Bank of America found that having an entire group take a 15 minute coffee break at the same time (vs. staggering the breaks) resulted in a 23% improvement on productivity and a 19% reduction in workplace stress. As community bankers look for ways to boost productivity, this may be something to try perhaps.
Yesterday, we delved into the updated FDIC Financial Employee's Guide to Deposit Insurance to bring you up to speed on the fun that can be found within this publication. Carrying on the theme today but extending it, we zero in on the section around trust accounts because complications have jumped, so explanations should too.
Part of the problem with FDIC deposit insurance is that it isn't as simple as it once was. Deposit accounts are considerably more complicated today, in large measure due to the rise of trust accounts. In fact, things are so crazy that the FDIC indicates it now fields thousands of calls each year from bankers and consumers asking for clarification of deposit insurance limits on this very subject.
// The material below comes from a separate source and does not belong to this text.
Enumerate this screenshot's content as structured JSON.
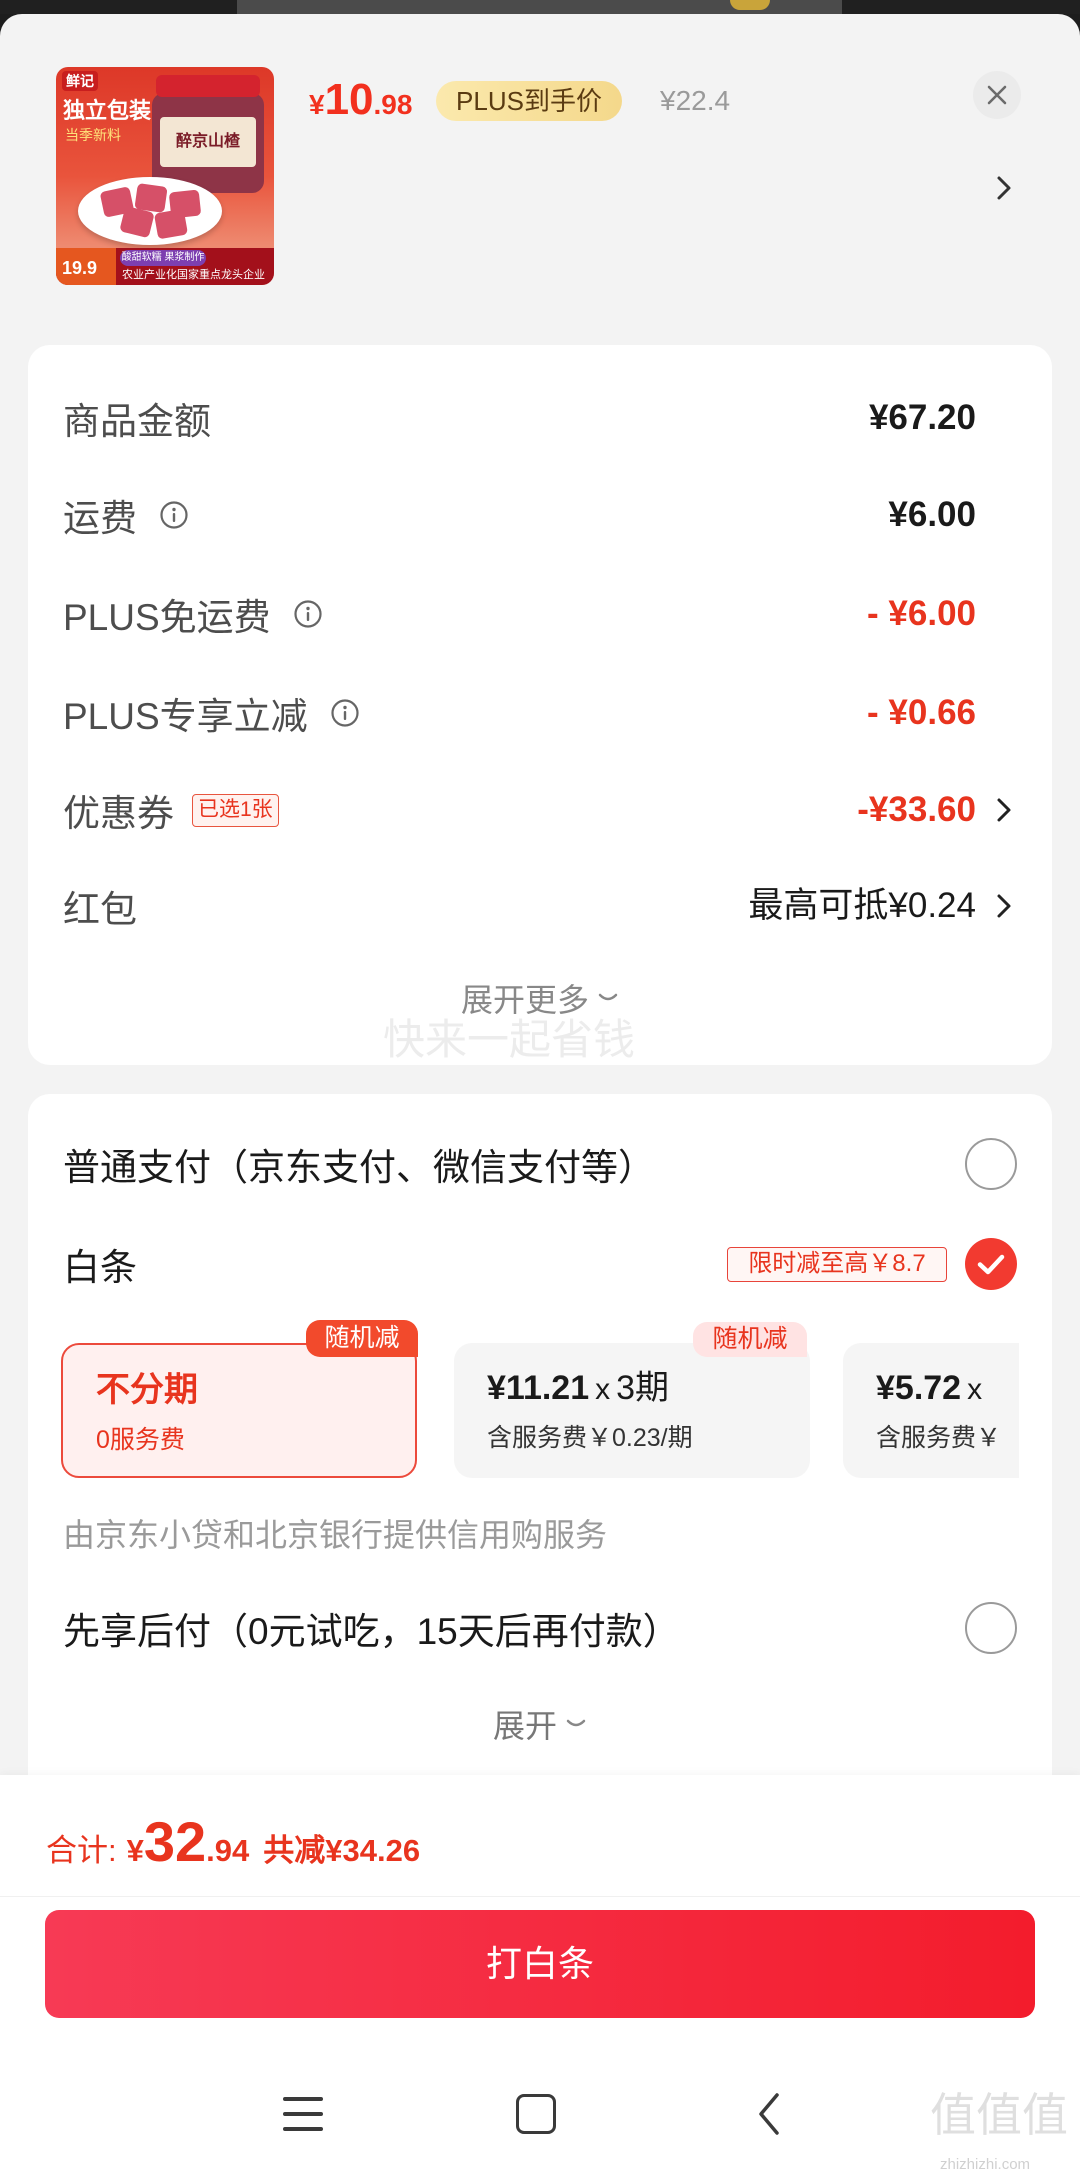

In response to that demand, the FDIC has devoted a large part of its new updated Financial Institution Employee's Guide to Deposit Insurance to trust accounts. The guide offers numerous examples and scenarios relating to informal and formal revocable trusts and attempts to explain insurance requirements for these trusts as well as clarify misconceptions about them.
To save you some reading, basic individual accounts can be pretty straightforward: amounts up to the statutory maximum (currently $250,000) are insured per owner of the account or accounts. Trusts are not as clear, and the guide devotes considerable space discussing various situations and how they might be viewed for deposit insurance.
For starters, revocable trust accounts are insured up to $250,000 per beneficiary and up to a maximum of 5 beneficiaries. This raises the possible coverage on a trust account to $1,250,000. However, that only applies to valid beneficiaries so things start to get tricky. In some states, pets are allowed to be named as beneficiaries of a trust, but the FDIC doesn't recognize pets as such. So any pet named doesn't count toward the total amount that can be insured under trust rules.
In some cases, people will own more than one trust, with different or overlapping beneficiaries. Here's an example from the guide using a fictitious customer with more than one trust account at a bank: Rebecca Ross has three revocable trust accounts totaling $720,000. For one account, Rebecca names her brother and sister as beneficiaries. Her brother is the sole beneficiary of the second trust account. Her sister's son is the sole beneficiary on the last account. So there are three trusts and four total named beneficiaries. But the brother is named twice. So for insurance purposes, are there three beneficiaries or four?
The answer, according to the FDIC guide, is that there are only three unique beneficiaries. The brother doesn't get to be counted twice, even though he is named in two of the trust accounts. The total amount of coverage is $250,000 times three, or $750,000. In the example, that is still enough to cover the entire amount held in the three trusts, with $30,000 to spare.
The guide goes into considerable detail on different types of trusts and situations, including cases where there are multiple trust owners and multiple beneficiaries, alternate beneficiaries and contingent beneficiaries. There is also discussion of irrevocable trusts, including the conversion of a formal revocable trust to an irrevocable trust.
The aim of the guide is not to take the place of legal advice when dealing with trusts but to lay out some guidelines for how the FDIC treats trust accounts in determining insurance coverage amounts. That information could help bankers respond to questions from customers.
More details about trusts and deposit insurance, along with other information on deposit insurance, can be found in the new guide, so enjoy the reading.